Alleine reisen als Frau - eine Frage des Leichtsinns?

Wenn einer (oder mehreren) Frauen beim Reisen etwas zustößt, ist die Empörung und Wut groß. Trotzdem ist vielerorts ein Reflex zu beobachten: Es wird davon gesprochen, dass die Frau oder die Frauen leichtsinnig gewesen seien. Zuletzt war das zu erleben, nachdem zwei Skandinavierinnen beim Zelten in Marokko vom "Islamischen Staat" entführt und ermordet wurden. Selbst in Reiseforen, auch für alleinreisende Frauen, findet sich sofort die "Alleine zelten in Marokko - das ist doch leichtsinnig"-Fraktion. Das macht mich wiederum wütend, denn es impliziert, dass die Frauen Schuld seien und sie sich hätten schützen können.


Soloreisen als Frau: Normalität, nicht Leichtsinn

Eine Backpackerin aus Norwegen, eine aus Dänemark, waren Zelten in den Bergen von Marokko. Und sie wurden kaltblütig entführt und ermordet, offenbar von Anhängern des "Islamischen Staats". 

 

Die angemessene Reaktion darauf wäre wohl Abscheu, Trauer, Wut. Aber immer wieder wird, auch in Gruppen, die soloreisende Frauen unterstützen sollen, den Frauen quasi eine Mitschuld gegeben. Leichtsinnig sollen sie gewesen sein, ist dann zu lesen - wer zeltet denn schon alleine als Frau in den Bergen? 

 

Solche Aussagen und Vorwürfe machen mich traurig und wütend. Denn auf vielen Ebenen ist es fahrlässig und absurd, so zu argumentieren. Es ist ein bisschen wie nach einer Vergewaltigung mit einem kurzen Rock oder tiefen Ausschnitt bei der Frau zu argumentieren - da wissen wir auch, dass es Schwachsinn ist.

 

Leichtsinnig impliziert nämlich, dass die beiden Frauen durch ihr Verhalten etwas an dem grausamen Verbrechen, das ihnen widerfuhr und ihr Leben kostete, hätten ändern können.
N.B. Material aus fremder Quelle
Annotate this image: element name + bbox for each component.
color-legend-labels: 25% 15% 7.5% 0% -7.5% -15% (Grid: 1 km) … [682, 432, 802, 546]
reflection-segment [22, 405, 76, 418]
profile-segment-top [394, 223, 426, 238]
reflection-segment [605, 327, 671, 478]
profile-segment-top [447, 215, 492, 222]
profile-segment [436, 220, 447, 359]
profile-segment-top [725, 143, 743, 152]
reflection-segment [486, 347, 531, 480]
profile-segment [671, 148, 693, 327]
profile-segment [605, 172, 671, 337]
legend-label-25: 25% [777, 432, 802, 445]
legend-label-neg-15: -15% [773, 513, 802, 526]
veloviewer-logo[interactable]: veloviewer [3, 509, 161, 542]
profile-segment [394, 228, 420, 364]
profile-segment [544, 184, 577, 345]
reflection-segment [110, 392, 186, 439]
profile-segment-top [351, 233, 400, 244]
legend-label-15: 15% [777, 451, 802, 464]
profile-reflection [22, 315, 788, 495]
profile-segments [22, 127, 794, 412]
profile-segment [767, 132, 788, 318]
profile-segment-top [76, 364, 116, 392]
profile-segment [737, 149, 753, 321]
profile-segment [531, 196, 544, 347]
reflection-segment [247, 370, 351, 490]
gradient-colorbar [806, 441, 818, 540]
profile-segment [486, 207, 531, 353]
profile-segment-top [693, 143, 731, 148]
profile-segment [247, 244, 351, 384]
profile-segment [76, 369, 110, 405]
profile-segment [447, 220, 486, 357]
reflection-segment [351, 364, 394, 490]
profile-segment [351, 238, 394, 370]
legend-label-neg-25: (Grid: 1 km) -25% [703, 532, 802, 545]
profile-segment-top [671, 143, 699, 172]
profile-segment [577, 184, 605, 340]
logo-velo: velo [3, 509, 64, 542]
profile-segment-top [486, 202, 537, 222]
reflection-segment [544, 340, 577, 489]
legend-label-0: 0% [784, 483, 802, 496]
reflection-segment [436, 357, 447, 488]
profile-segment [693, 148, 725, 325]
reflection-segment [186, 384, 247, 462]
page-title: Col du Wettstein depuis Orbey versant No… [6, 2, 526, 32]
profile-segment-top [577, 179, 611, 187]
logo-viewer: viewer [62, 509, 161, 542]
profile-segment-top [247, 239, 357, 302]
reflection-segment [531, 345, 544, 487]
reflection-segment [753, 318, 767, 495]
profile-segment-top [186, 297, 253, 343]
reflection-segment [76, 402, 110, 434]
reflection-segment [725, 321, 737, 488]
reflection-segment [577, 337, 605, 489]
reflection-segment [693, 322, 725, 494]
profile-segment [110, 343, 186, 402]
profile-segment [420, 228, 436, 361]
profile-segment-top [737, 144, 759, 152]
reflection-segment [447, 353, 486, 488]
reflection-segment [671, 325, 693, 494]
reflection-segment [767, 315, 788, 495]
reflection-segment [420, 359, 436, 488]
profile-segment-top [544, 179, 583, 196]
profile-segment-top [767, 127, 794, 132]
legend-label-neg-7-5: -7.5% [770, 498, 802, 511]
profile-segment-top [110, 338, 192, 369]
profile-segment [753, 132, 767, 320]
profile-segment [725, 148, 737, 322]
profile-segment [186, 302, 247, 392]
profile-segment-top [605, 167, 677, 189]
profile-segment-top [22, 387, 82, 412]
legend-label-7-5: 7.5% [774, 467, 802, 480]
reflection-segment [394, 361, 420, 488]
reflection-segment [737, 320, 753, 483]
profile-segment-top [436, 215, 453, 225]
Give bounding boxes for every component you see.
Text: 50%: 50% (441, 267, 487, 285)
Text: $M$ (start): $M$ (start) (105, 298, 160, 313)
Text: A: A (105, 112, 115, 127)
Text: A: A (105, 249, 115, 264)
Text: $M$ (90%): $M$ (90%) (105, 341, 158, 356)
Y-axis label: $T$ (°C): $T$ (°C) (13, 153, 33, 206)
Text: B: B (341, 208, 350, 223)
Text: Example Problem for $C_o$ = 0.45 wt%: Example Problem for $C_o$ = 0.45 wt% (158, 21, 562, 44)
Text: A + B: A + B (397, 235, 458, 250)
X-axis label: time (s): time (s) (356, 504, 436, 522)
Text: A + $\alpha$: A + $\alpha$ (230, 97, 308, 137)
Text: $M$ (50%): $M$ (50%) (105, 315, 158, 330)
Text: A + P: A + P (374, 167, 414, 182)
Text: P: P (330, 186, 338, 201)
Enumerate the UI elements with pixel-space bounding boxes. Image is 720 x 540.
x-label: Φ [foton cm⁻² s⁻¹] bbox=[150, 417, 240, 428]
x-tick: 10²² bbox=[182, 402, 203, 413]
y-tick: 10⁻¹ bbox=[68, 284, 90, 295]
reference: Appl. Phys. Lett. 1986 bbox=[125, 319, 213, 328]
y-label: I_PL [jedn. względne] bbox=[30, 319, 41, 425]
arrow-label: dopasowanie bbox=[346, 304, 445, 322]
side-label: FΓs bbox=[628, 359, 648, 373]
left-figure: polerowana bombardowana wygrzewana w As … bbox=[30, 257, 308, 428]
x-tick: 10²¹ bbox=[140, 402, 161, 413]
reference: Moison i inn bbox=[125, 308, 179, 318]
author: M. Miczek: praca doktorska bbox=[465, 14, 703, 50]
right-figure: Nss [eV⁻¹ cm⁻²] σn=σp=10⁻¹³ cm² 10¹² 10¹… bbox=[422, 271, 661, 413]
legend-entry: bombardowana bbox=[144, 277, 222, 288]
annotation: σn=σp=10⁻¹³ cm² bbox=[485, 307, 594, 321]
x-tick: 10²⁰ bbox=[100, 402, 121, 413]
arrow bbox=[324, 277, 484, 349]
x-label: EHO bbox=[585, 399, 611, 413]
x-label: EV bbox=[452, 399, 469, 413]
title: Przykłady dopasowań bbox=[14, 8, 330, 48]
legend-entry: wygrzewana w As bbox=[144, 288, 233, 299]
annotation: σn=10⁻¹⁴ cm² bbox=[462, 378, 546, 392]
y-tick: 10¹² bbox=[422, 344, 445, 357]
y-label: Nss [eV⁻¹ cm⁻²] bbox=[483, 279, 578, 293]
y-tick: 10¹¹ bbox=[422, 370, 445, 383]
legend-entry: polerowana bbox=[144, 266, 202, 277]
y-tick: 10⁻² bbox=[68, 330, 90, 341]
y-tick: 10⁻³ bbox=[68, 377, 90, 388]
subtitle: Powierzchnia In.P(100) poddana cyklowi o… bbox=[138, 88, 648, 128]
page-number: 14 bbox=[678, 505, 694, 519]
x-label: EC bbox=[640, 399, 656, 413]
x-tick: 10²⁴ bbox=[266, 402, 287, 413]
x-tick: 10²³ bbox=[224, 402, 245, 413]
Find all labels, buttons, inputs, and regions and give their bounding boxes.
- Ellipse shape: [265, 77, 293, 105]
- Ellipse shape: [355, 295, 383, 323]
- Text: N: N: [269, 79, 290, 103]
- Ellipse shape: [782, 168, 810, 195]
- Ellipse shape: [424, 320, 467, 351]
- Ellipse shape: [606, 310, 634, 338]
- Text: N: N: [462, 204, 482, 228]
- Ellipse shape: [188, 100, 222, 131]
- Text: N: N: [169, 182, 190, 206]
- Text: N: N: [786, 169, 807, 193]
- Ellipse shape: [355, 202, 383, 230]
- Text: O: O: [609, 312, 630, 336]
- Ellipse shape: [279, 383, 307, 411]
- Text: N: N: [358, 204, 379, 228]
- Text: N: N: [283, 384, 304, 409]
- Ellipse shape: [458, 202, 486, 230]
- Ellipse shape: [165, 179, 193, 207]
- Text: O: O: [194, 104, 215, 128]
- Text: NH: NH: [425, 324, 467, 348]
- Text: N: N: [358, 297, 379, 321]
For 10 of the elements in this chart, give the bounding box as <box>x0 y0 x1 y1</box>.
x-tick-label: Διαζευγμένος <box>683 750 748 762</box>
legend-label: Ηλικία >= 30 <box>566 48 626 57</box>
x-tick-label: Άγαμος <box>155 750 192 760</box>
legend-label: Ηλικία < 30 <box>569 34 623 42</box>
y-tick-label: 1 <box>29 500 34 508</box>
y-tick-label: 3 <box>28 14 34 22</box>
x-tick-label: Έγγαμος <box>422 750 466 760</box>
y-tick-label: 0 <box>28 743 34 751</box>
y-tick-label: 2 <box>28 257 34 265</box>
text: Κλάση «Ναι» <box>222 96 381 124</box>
Dabei wissen wir das gar nicht. 

 

Ich habe jedenfalls viele Fragen - und für mich auch eine Antwort gefunden.

 


Soloreisen als Frau: Das beliebte "Victim Blaming"

Ich glaube, dass es viel mit Selbstschutz zu tun hat. In dem man sich einredet, dass Opfer leichtsinnig, fahrlässig, naiv, unvorsichtig gehandelt haben, tun wir so, als hätten wir eine Wahl, Opfer zu werden oder nicht: In dem wir unser Verhalten anpassen.

 

Auch wenn ich das für persönlich für Quatsch halte, kann ich mir durchaus vorstellen, dass das die Gedanken und Befürchtungen von Reisenden beruhigt: Ich zelte ja nicht alleine, ich trage ja keine Miniröcke, ich bin ja mit einem Mann unterwegs etc. - deshalb kann mir das nicht passieren. Es ist eine Abgrenzung zum Opfer und damit auch die Eindämmung der persönlichen Angst. Es ist aber auch der erste Schritt zum Victim Blaming.

 

Ist es nämlich nicht eher so, dass ein Opfer nie eine Wahl hat? Die beiden Frauen dachten sich ja wohl nicht: Oh, zelten wir mal in Marokko und lassen uns vom IS köpfen. Ist es nicht eher so, dass viele Zufälle und Begebenheiten zu solch einem furchtbaren Ereignis führen?

 

Wenn wir es an diesem Fall festmachen, so heißt es im Bezug auf Terrorismus auf der Seite des Auswärtigen Amtes: "Marokko verfügt über sehr effektiv arbeitende Sicherheitsbehörden. Die Staatsgewalt wird in allen Teilen des Landes effektiv und uneingeschränkt ausgeübt. Dennoch gibt es auch in Marokko und insbesondere für ausländische Staatsangehörige eine abstrakte Gefährdung durch islamistisch motivierten Terrorismus." Eine abstrakte Gefahr. Kann man dann von Leichtsinn sprechen? Die beiden sind nicht nach Syrien gereist und haben dort ihre Zelte mitten im Kriegsgebiet aufgeschlagen.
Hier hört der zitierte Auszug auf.